Der Einfachheit halber nehmen wir erst mal an, dass alle Materie zu irgendeiner Zeit in Schwarzen Löchern konzentriert ist. Das Universum ist dann nur noch mit Strahlung und mit schwarzen Löchern ausgefüllt. Jetzt warten wir noch eine Weile, vielleicht so 10100 Jahre. (Und ja, das ist noch unglaublich gigantisch viel länger als die 1030 Jahre von eben.) Weil schwarze Löcher ja Energie abstrahlen, werden sie irgendwann zerfallen – das dauert bei großen schwarzen Löchern seeehr lange, deswegen der Exponent 100 bei der Jahreszahl. Die schwarzen Löcher strahlen ihre Masse aber schließlich in Form von Photonen (also elektromagnetischer Strahlung) ab.
Hier sieht Penrose ein Problem in der gegenwärtigen Physik: Es geht um die berühmte Frage, was passiert, wenn man Information in ein schwarzes Loch wirft. Nach den normalen Regeln der Quantenmechanik kann diese Information nicht verloren gehen, sondern muss in irgendeiner Form erhalten bleiben. Sie müsste deshalb auch in der Strahlung des Schwarzen Lochs wiederzufinden sein. (Zu dieser Frage gibt es das schöne Buch “The Black Hole War” von Leonhard Susskind – auch sehr empfehlenswert, auch wenn es für meinen Geschmack zu viel Stringtheorie enthält, die mag ich ja nicht so.) Dass das so ist, wird inzwischen wohl von den meisten PhysikerInnen so gesehen.
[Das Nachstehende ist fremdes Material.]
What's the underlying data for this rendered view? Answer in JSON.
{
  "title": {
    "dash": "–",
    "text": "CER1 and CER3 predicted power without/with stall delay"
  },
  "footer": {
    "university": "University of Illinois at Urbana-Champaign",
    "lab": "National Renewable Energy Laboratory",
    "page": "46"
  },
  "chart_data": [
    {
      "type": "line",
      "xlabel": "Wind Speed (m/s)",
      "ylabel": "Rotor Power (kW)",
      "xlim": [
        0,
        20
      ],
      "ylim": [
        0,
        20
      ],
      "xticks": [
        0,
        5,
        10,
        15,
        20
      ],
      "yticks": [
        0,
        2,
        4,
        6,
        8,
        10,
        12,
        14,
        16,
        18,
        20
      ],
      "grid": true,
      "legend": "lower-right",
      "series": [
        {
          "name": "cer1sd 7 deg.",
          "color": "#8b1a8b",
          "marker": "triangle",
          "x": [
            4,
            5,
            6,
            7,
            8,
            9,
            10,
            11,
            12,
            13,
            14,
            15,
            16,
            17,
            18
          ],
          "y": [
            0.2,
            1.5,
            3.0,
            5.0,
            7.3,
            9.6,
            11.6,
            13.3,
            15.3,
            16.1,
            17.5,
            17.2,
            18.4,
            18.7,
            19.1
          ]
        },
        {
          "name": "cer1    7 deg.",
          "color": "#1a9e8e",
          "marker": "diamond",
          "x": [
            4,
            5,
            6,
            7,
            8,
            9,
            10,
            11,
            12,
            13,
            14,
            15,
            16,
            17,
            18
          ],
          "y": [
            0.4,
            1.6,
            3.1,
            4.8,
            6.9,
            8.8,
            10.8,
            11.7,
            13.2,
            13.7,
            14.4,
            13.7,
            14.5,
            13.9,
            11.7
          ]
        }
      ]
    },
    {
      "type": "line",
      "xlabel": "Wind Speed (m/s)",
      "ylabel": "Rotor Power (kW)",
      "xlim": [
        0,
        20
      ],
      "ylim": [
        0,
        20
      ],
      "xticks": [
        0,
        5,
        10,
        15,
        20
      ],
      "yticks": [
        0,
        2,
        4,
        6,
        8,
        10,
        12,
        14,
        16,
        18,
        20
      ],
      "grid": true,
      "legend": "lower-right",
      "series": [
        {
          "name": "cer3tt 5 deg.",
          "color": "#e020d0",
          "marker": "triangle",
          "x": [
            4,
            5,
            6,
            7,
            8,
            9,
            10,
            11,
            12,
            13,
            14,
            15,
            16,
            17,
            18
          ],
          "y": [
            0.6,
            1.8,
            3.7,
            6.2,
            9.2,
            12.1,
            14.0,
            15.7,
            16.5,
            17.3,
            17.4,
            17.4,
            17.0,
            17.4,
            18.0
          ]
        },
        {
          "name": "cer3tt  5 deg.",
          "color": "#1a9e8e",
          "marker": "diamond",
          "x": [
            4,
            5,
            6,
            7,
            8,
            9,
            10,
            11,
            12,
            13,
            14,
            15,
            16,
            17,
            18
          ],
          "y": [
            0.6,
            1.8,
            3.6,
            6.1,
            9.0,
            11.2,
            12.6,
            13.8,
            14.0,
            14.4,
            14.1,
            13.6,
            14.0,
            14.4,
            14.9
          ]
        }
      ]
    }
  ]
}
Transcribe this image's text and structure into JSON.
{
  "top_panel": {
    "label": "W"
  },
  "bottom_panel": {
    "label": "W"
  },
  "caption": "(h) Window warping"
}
Allerdings gibt es ein kleines Problem dabei: Hawkings Beweis, dass Schwarze Löcher strahlen, zeigt, dass sie thermisch strahlen, das Spektrum ihrer Strahlungsverteilung ist also das eines normalen heißen Körpers. Deswegen hat diese Strahlung dann auch eine hohe Entropie (da das schwarze Loch vorher eine hohe Entropie hatte, muss das auch für die Strahlung gelten, sonst wäre der zweite Hauptsatz wieder verletzt). Auf der anderen Seite muss die thermische Strahlung aber die in das schwarze Loch gefallene Information enthalten. Da das Informationsproblem wie gesagt durch die Quantenmechanik zu Stande kommt, kann man postulieren, dass es subtile Quantenverschränkungen zwischen den Photonen gibt, die die Information enthalten und dass die Photonen trotzdem noch eine hohe Entropie haben. Ein bisschen unbefriedigend und künstlich wirkt diese Erklärung aber schon.